The Russians are being told to leave the sinking Chinese ship. But the fact remains that throughout the Covid-19 crisis the two have stood together, with Russia diplomatically helping China to ward off the allegations that the West is busy levelling against Beijing.

The Russia-America relations are currently in doldrums largely because President Putin is seen to be too interfering and assertive. He is blamed for penetrating the American electoral system. Many in America are blaming Russia for causing the ongoing race-riots in their country.  The US President Donald Trump’s recent decision to withdraw from the Open Skies Treaty is a step towards “the deconstruction of the international arms control regime between the major nuclear powers, an escalation of a new arms race, and the continued attempt to bind and freeze Chinese military power.”

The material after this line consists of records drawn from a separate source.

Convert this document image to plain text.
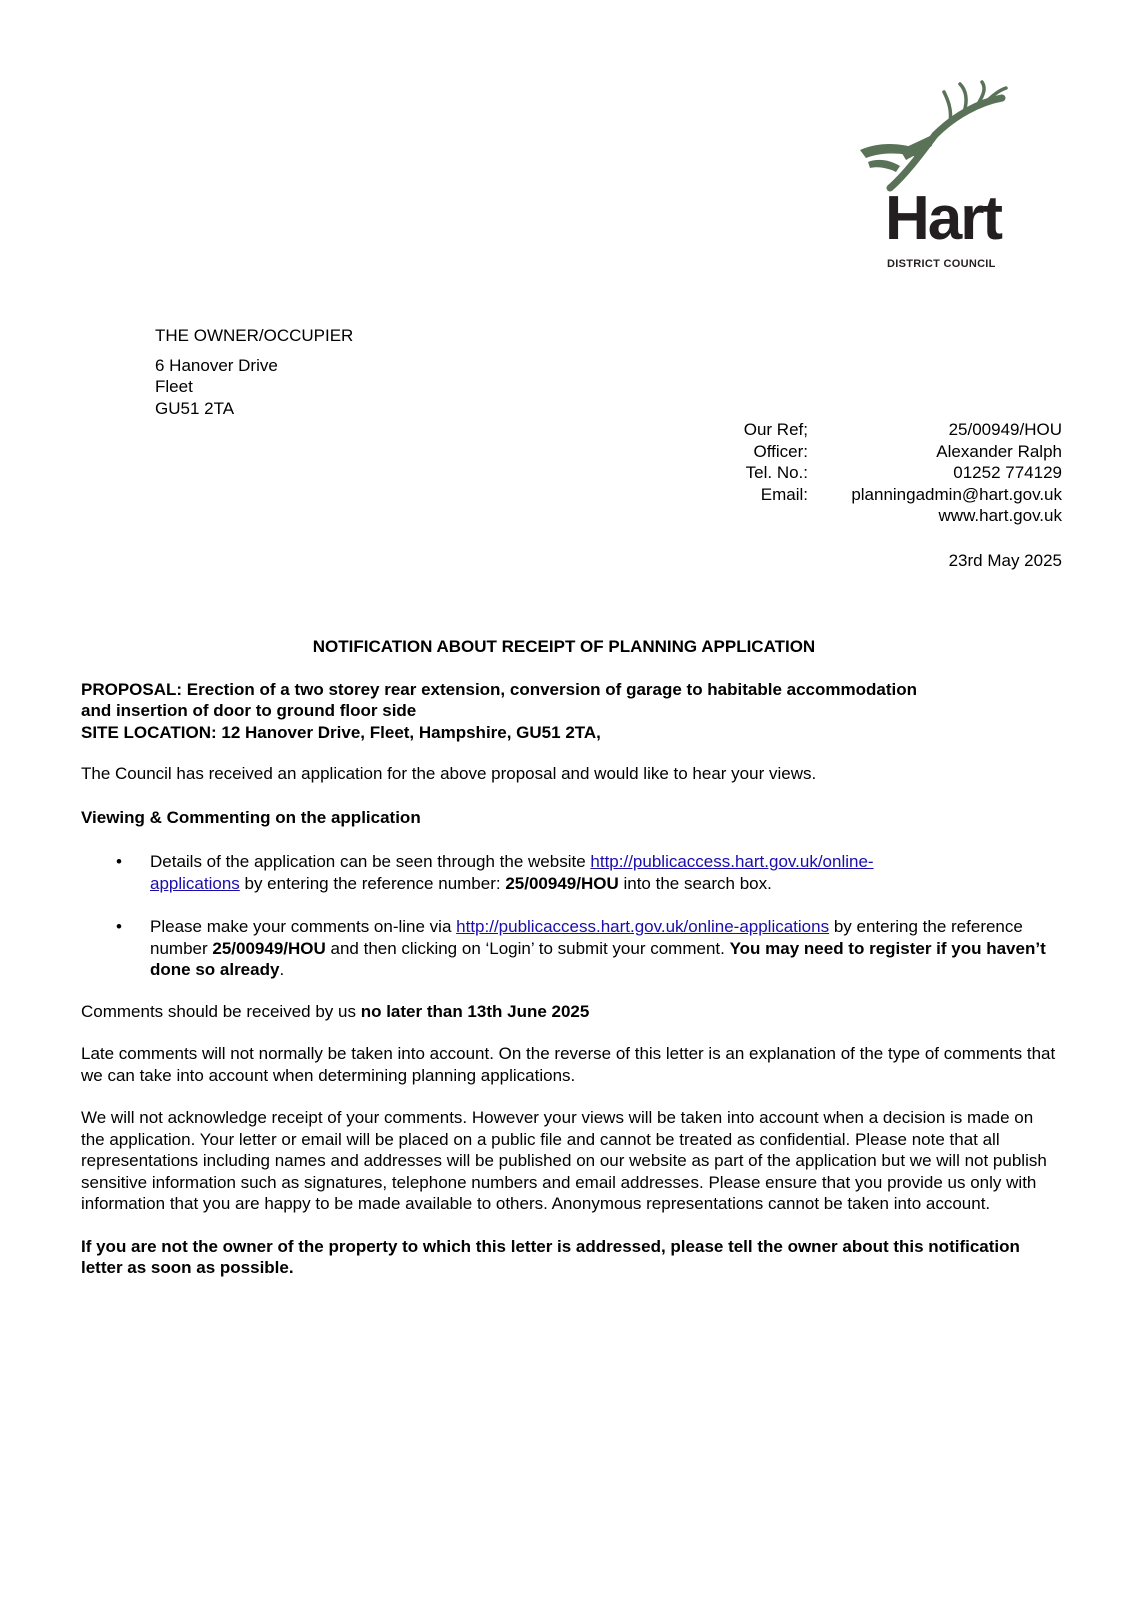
Hart
DISTRICT COUNCIL
THE OWNER/OCCUPIER
6 Hanover Drive
Fleet
GU51 2TA
Our Ref;	25/00949/HOU
Officer:	Alexander Ralph
Tel. No.:	01252 774129
Email:	planningadmin@hart.gov.uk
	www.hart.gov.uk
23rd May 2025
NOTIFICATION ABOUT RECEIPT OF PLANNING APPLICATION
PROPOSAL: Erection of a two storey rear extension, conversion of garage to habitable accommodation
and insertion of door to ground floor side
SITE LOCATION: 12 Hanover Drive, Fleet, Hampshire, GU51 2TA,

The Council has received an application for the above proposal and would like to hear your views.

Viewing & Commenting on the application

• Details of the application can be seen through the website http://publicaccess.hart.gov.uk/online-
applications by entering the reference number: 25/00949/HOU into the search box.
• Please make your comments on-line via http://publicaccess.hart.gov.uk/online-applications by entering the reference number 25/00949/HOU and then clicking on ‘Login’ to submit your comment. You may need to register if you haven’t done so already.

Comments should be received by us no later than 13th June 2025

Late comments will not normally be taken into account. On the reverse of this letter is an explanation of the type of comments that we can take into account when determining planning applications.

We will not acknowledge receipt of your comments. However your views will be taken into account when a decision is made on the application. Your letter or email will be placed on a public file and cannot be treated as confidential. Please note that all representations including names and addresses will be published on our website as part of the application but we will not publish sensitive information such as signatures, telephone numbers and email addresses. Please ensure that you provide us only with information that you are happy to be made available to others. Anonymous representations cannot be taken into account.

If you are not the owner of the property to which this letter is addressed, please tell the owner about this notification letter as soon as possible.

This unilateral withdrawal of nuclear treaties is also aimed to signal to Moscow that the Mutually Assured Destruction (MAD) doctrine was flawed and nuclear parity between the two may not hold in the future. It is most likely that America will seek an exit from the 2010 New Strategic Arms Reduction Treaty (New START), due to expire in February 2021.

In the midst of growing uncertainty in the global geopolitical arena, both history and geography will guide the choices that both Russia and China make in the near future. Last time America lured China away from Eurasia and let it grow. This time it is luring Russia away from and almost forcing it to look westward.

Will American strategy succeed in keeping Eurasia divided or will China and Russia be able to widen the Eurasian net by including Germany and France into the coalition, will determine the first world order.